When Albert Deacon was told by furniture giant SCS that he’d have to fork out a non-refundable £60 to have a faulty chair inspected, he was determined not to take the matter lying down.
The retired Waterlooville bricklayer was far from impressed when a recliner chair he’d bought from the firm just 15 months earlier was already showing signs of advanced wear and tear.
Albert explained he’d been on the lookout for a second leather recliner to complement the one his disabled wife Jeannette used on a daily basis.
On looking around the local SCS store for inspiration, he took a shine to a leather La-Z-Boy Hampton swivel recliner and footstool combination, priced at £758 including protective treatment.
He decided to go for the chair as Jeannette’s 12- year-old leather recliner they bought from Marriotts furnishers in Portsmouth was still as good as new.
Albert, 77, said: ‘The chair I saw in SCS was just what I wanted. It suited me and La-Z-Boy is a good make, so I went for it.
‘I only use it for a couple of hours in the evening, but already it’s got wear showing and a crack in the leather on one side.
‘The funny thing is the crack on the arm is on the front of the chair, not where your arm goes. so you wouldn’t think it’d get any wear at all.
‘It’s not a major crack at the moment, but I’ve only had it 15 months and I was annoyed because it shouldn’t be there. You would have expected a chair to last a lot longer than that, and I wasn’t standing for it.
‘I went back to the SCS Waterlooville store to complain and they got in touch with La-Z-Boy, who told me about the charge over the phone.
‘The treatment I got from SCS, considering I’d been to them quite a few times to buy carpets and I’ve never had a complaint about furniture in my life, just wasn’t on at all. You’d expect at least five years life out of the chair.’
Albert is a regular reader of Streetwise, so he knew where to get help and advice. He emailed us to find out just what his legal rights were with faulty goods that don’t last as long as they should.
Albert’s concern is widely shared by readers who regularly ask the same question, but the answer is not at all plain or simple.
The 2015 Consumer Rights Act spells out people’s rights if goods are found to be faulty after they’ve bought them, but doesn’t specify how long they should last.
We first told Albert that when anything he buys goes wrong, it is always the shop or store that is responsible for putting things right, not the manufacturer. His issue was all down to SCS to sort out, despite the fact the 12-month guarantee had expired.
Just to add to potential confusion, there is a series of legal hoops to jump through, depending on precisely when goods don’t come up to scratch after purchase. If anything goes wrong within the first 30 days, then the buyer is home and dry with an automatic entitlement to a full refund or a replacement.
After six months the rules get far more complicated and it’s all down to the buyer to prove the goods are faulty and haven’t been misused. That’s probably why La-Z-Boy believed it was entitled to impose the £60 charge.

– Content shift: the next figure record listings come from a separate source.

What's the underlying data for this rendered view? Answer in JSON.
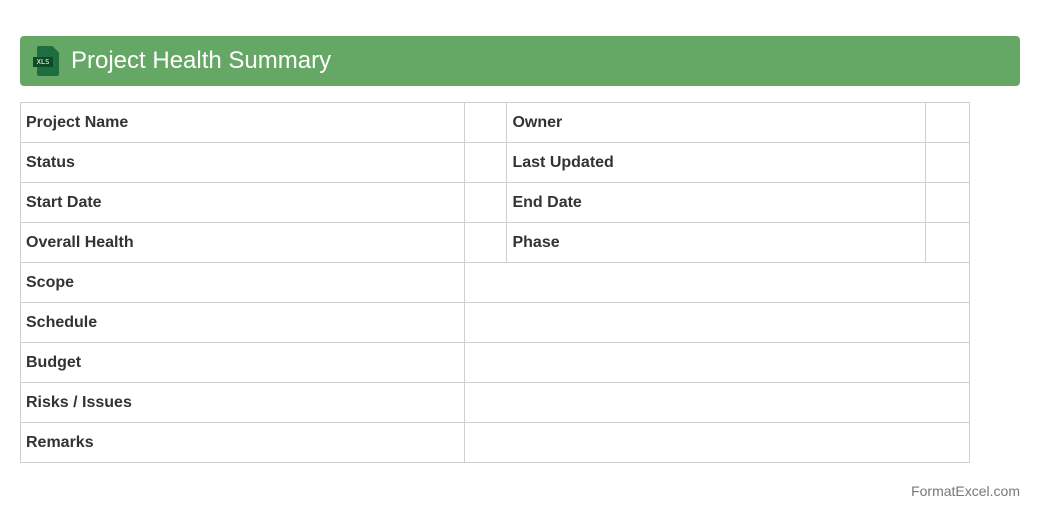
{
  "header": {
    "title": "Project Health Summary",
    "icon": "xls-file-icon",
    "icon_label": "XLS"
  },
  "table": {
    "pair_rows": [
      {
        "left": "Project Name",
        "right": "Owner"
      },
      {
        "left": "Status",
        "right": "Last Updated"
      },
      {
        "left": "Start Date",
        "right": "End Date"
      },
      {
        "left": "Overall Health",
        "right": "Phase"
      }
    ],
    "single_rows": [
      "Scope",
      "Schedule",
      "Budget",
      "Risks / Issues",
      "Remarks"
    ]
  },
  "footer": {
    "brand": "FormatExcel.com"
  }
}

As for how long anything you buy should last, the law simply says goods should be durable. It’ll all boil down to the price, quality, reasonable expectation and usage.
That’s the law’s way of saying it’s anyone’s guess, but in the final analysis it’ll be down to a court to decide, taking into account all the relevant circumstances.
In Albert’s particular case, we were a little concerned that SCS may have given him the impression that the manufacturer’s £60 non-refundable charge was a barrier to exercising his right to complain about his faulty chair and get it fixed.
A significant number of complaints from readers to Streetwise about SCS have concerned the quality of American La-Z-Boy products.
They wanted to know why they had to pay a non-refundable fee to the firm for defects which should not have occurred in the first place.
After we got on to SCS and put Albert’s side of the story, the mood music changed. The company was anxious to allay his frustration about the charge and gave an assurance that, provided there was no evidence of misuse, it would be refunded and his recliner repaired.
There was no question of imposing a penalty for complaining about faulty products.
A spokesperson said: ‘As a business we pride ourselves on offering five-star rated customer service and we are committed to assisting our customers at every point of their journey with us, whether before, during or after making a purchase.
‘Therefore, in an effort to assist the customer, we can confirm that the charge would be payable to the supplier, on the strict understanding that should, after inspection and report, there deem to be any manufacturing faults with the goods, then the charge would be reimbursed and full rectification carried out.’
Having obtained the assurance, a grateful Albert agreed with La-Z-Boy to send a technician to inspect and fix his chair.
He said: ‘I’m sure if you hadn’t got on to them and questioned it, they wouldn’t have done anything until I’d handed them £60. Thank you so much for all your efforts.’